As I wait for her to break the silence, I wonder what exactly it is that Hermione expects from me. Does she expect me to perform miracles, like pulling a rabbit out of a hat and fixing her broken life? Does she want me to hold her while she cries, to be the glue that keeps her from falling apart? I almost laugh. How can someone who's barely living teach another how to live?

The irony of the situation does not escape me – as a child, I had always told myself that I would never live like the Muggles, and that I would run away before getting trapped in a meaningless life, but here I was, doing exactly that. I briefly entertain the thought of running away; taking my wand out from the closet I had locked it in, and just vanishing without a trace.
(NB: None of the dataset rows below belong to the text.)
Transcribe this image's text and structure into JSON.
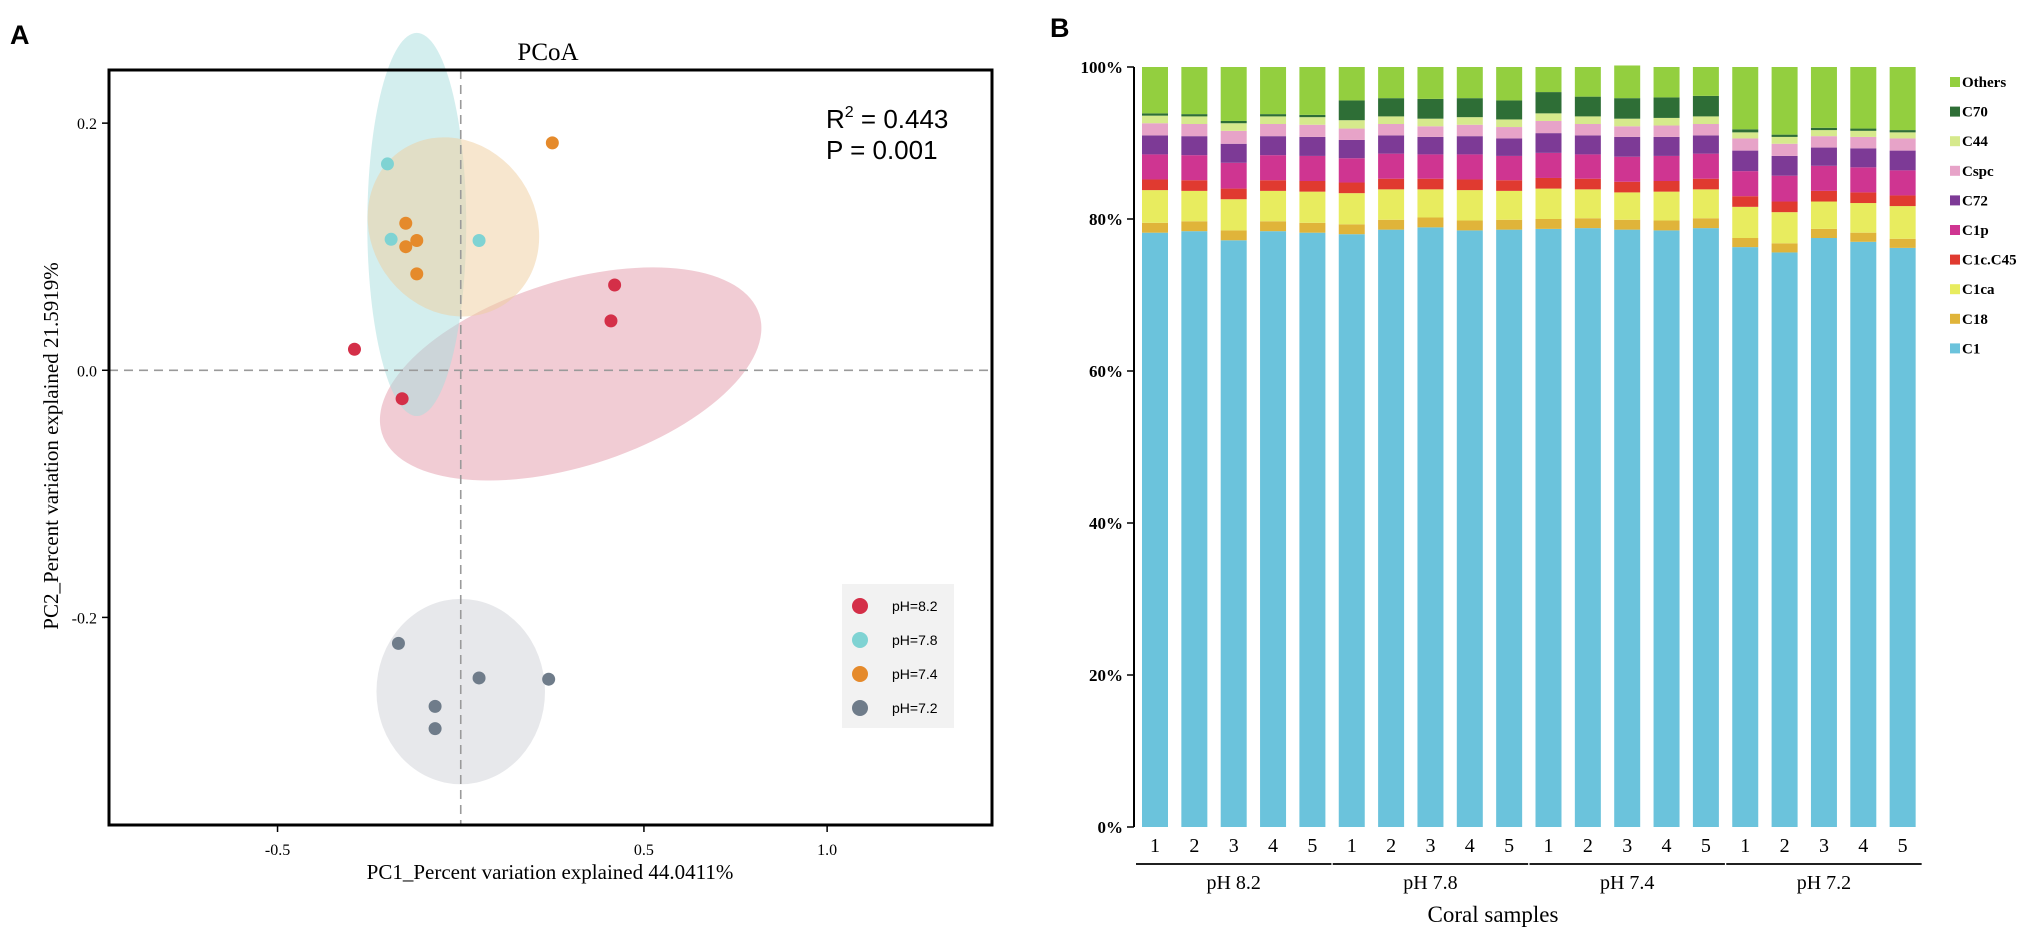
{
  "panels": {
    "a_label": "A",
    "b_label": "B"
  },
  "chart_data": [
    {
      "type": "scatter",
      "title": "PCoA",
      "xlabel": "PC1_Percent variation explained 44.0411%",
      "ylabel": "PC2_Percent variation explained 21.5919%",
      "xlim": [
        -0.96,
        1.45
      ],
      "ylim": [
        -0.368,
        0.243
      ],
      "x_ticks": [
        -0.5,
        0.5,
        1.0
      ],
      "x_tick_labels": [
        "-0.5",
        "0.5",
        "1.0"
      ],
      "y_ticks": [
        -0.2,
        0.0,
        0.2
      ],
      "y_tick_labels": [
        "-0.2",
        "0.0",
        "0.2"
      ],
      "reference_lines": {
        "x": 0,
        "y": 0
      },
      "stats": {
        "r2_label": "R",
        "r2_sup": "2",
        "r2_text": " = 0.443",
        "p_text": "P = 0.001"
      },
      "legend_position": "bottom-right",
      "series": [
        {
          "name": "pH=8.2",
          "color": "#d42f48",
          "points": [
            [
              0.42,
              0.069
            ],
            [
              0.41,
              0.04
            ],
            [
              -0.29,
              0.017
            ],
            [
              -0.16,
              -0.023
            ]
          ],
          "ellipse": {
            "cx": 0.3,
            "cy": -0.003,
            "rx": 1.08,
            "ry": 0.075,
            "angle_deg": 17.5,
            "fill": "#e49aaa"
          }
        },
        {
          "name": "pH=7.8",
          "color": "#7fd3d3",
          "points": [
            [
              -0.2,
              0.167
            ],
            [
              -0.19,
              0.106
            ],
            [
              0.05,
              0.105
            ]
          ],
          "ellipse": {
            "cx": -0.12,
            "cy": 0.118,
            "rx": 0.27,
            "ry": 0.155,
            "angle_deg": 0,
            "fill": "#a8dede"
          }
        },
        {
          "name": "pH=7.4",
          "color": "#e58a2b",
          "points": [
            [
              0.25,
              0.184
            ],
            [
              -0.15,
              0.119
            ],
            [
              -0.15,
              0.1
            ],
            [
              -0.12,
              0.105
            ],
            [
              -0.12,
              0.078
            ]
          ],
          "ellipse": {
            "cx": -0.02,
            "cy": 0.116,
            "rx": 0.45,
            "ry": 0.075,
            "angle_deg": 34,
            "fill": "#f0cd9e"
          }
        },
        {
          "name": "pH=7.2",
          "color": "#6f7c8a",
          "points": [
            [
              -0.17,
              -0.221
            ],
            [
              0.05,
              -0.249
            ],
            [
              0.24,
              -0.25
            ],
            [
              -0.07,
              -0.272
            ],
            [
              -0.07,
              -0.29
            ]
          ],
          "ellipse": {
            "cx": 0.0,
            "cy": -0.26,
            "rx": 0.46,
            "ry": 0.075,
            "angle_deg": 0,
            "fill": "#cfd2d8"
          }
        }
      ]
    },
    {
      "type": "bar",
      "stacked": true,
      "xlabel": "Coral samples",
      "ylabel": "",
      "ylim": [
        0,
        100
      ],
      "y_ticks": [
        0,
        20,
        40,
        60,
        80,
        100
      ],
      "y_tick_labels": [
        "0%",
        "20%",
        "40%",
        "60%",
        "80%",
        "100%"
      ],
      "categories": [
        "1",
        "2",
        "3",
        "4",
        "5",
        "1",
        "2",
        "3",
        "4",
        "5",
        "1",
        "2",
        "3",
        "4",
        "5",
        "1",
        "2",
        "3",
        "4",
        "5"
      ],
      "groups": [
        {
          "label": "pH 8.2",
          "count": 5
        },
        {
          "label": "pH 7.8",
          "count": 5
        },
        {
          "label": "pH 7.4",
          "count": 5
        },
        {
          "label": "pH 7.2",
          "count": 5
        }
      ],
      "legend_position": "right",
      "series": [
        {
          "name": "C1",
          "color": "#6bc3dc",
          "values": [
            78.2,
            78.4,
            77.2,
            78.4,
            78.2,
            78.0,
            78.6,
            78.9,
            78.5,
            78.6,
            78.7,
            78.8,
            78.6,
            78.5,
            78.8,
            76.3,
            75.6,
            77.5,
            77.0,
            76.2
          ]
        },
        {
          "name": "C18",
          "color": "#e0b43a",
          "values": [
            1.3,
            1.3,
            1.3,
            1.3,
            1.3,
            1.3,
            1.3,
            1.3,
            1.3,
            1.3,
            1.3,
            1.3,
            1.3,
            1.3,
            1.3,
            1.2,
            1.2,
            1.2,
            1.2,
            1.2
          ]
        },
        {
          "name": "C1ca",
          "color": "#e8ec5f",
          "values": [
            4.3,
            4.0,
            4.1,
            4.0,
            4.1,
            4.1,
            4.0,
            3.7,
            4.0,
            3.8,
            4.0,
            3.8,
            3.6,
            3.8,
            3.8,
            4.1,
            4.1,
            3.6,
            3.9,
            4.3
          ]
        },
        {
          "name": "C1c.C45",
          "color": "#e03a30",
          "values": [
            1.4,
            1.4,
            1.4,
            1.4,
            1.4,
            1.4,
            1.4,
            1.4,
            1.4,
            1.4,
            1.4,
            1.4,
            1.4,
            1.4,
            1.4,
            1.4,
            1.4,
            1.4,
            1.4,
            1.4
          ]
        },
        {
          "name": "C1p",
          "color": "#cf3591",
          "values": [
            3.3,
            3.3,
            3.4,
            3.3,
            3.3,
            3.2,
            3.3,
            3.2,
            3.3,
            3.2,
            3.3,
            3.2,
            3.3,
            3.3,
            3.3,
            3.3,
            3.4,
            3.3,
            3.3,
            3.3
          ]
        },
        {
          "name": "C72",
          "color": "#7d3a96",
          "values": [
            2.5,
            2.5,
            2.5,
            2.5,
            2.5,
            2.4,
            2.4,
            2.3,
            2.4,
            2.3,
            2.6,
            2.5,
            2.6,
            2.5,
            2.4,
            2.7,
            2.6,
            2.4,
            2.5,
            2.6
          ]
        },
        {
          "name": "Cspc",
          "color": "#e7a3c8",
          "values": [
            1.6,
            1.6,
            1.7,
            1.6,
            1.6,
            1.5,
            1.5,
            1.4,
            1.5,
            1.5,
            1.6,
            1.5,
            1.4,
            1.5,
            1.5,
            1.6,
            1.6,
            1.5,
            1.5,
            1.6
          ]
        },
        {
          "name": "C44",
          "color": "#d6e98c",
          "values": [
            1.0,
            1.0,
            1.0,
            1.0,
            1.0,
            1.1,
            1.0,
            1.0,
            1.0,
            1.0,
            1.0,
            1.0,
            1.0,
            1.0,
            1.0,
            0.8,
            0.9,
            0.8,
            0.8,
            0.8
          ]
        },
        {
          "name": "C70",
          "color": "#2e6e36",
          "values": [
            0.3,
            0.3,
            0.3,
            0.3,
            0.3,
            2.6,
            2.4,
            2.6,
            2.5,
            2.5,
            2.8,
            2.6,
            2.7,
            2.7,
            2.7,
            0.4,
            0.3,
            0.3,
            0.3,
            0.3
          ]
        },
        {
          "name": "Others",
          "color": "#93cf3f",
          "values": [
            6.1,
            6.2,
            7.1,
            6.2,
            6.3,
            4.4,
            4.1,
            4.2,
            4.1,
            4.4,
            3.3,
            3.9,
            4.3,
            4.0,
            3.8,
            8.2,
            8.9,
            8.0,
            8.1,
            8.3
          ]
        }
      ]
    }
  ]
}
But then I shake myself; I had no use for such silly notions of freedom in my life.

"What shall I do, Ginny?" Hermione's pitiful voice sounds extremely small to my ears, and I desperately clutch the receiver closer, not wanting to let her go.

"I don't know, 'Mione." I sigh, not knowing what else to say. "Why don't you leave him?"

I can almost see her shaking her head vehemently in reply. "No," she says, "anything but that."

I am struck once again by the short glimpse of the old Hermione that we all knew back in Hogwarts, when she was stubborn and independent and strong, long before she married Ron and became a shell of her usual self. I never pressed her for details, and she never volunteered any information, but I had often tried to guess what made her morph into this woman whom I didn't recognize, but could certainly relate to.

I look at my reflection in the mirror that hangs on the opposite wall, and find myself wondering if what I see is the same thing that Hermione sees in herself everyday – a woman, old, weak, tired, not knowing who she is or what she is doing.

"I'm sorry," I hear her whisper. "I shouldn't have asked you that."

"Then why did you?" I whisper back, just as quietly.

There is a small pause. "I guess I only wanted someone to remind me of my choice," she eventually answers, sounding much surer of herself than before, "and to tell me that I could be free too, if I wished."

I have no words to reply to her, but she continues before I can even make an attempt, "I love him, Gin. Without him, I am nothing. I cannot escape it; this is my bohemian rhapsody."

I feel the ghost of a smile on my face, as her words sink in. I recognize the shadow of my own words behind them, as I remember what I had said when she had asked me to leave Harry, "I could never do that, 'Mione. With him, I am unhappy, but if he were to go, I would not be able to breathe. He is my bohemian rhapsody."

"Easy come, easy go," I smile, and I can feel her smile back through the phone. "Easy come, easy go," she agrees.

- - - - - -

Being free doesn't always mean freedom from chains or ropes. Being free, I realize, could be anything – free from prison, from your wife, your debts. Free from rats, from matrimonial ties, from responsibilities. You could be free from your sins, your nightmares, your troubles. But sometimes, the one freedom you really wanted was the one you knew you could never get – freedom from yourself.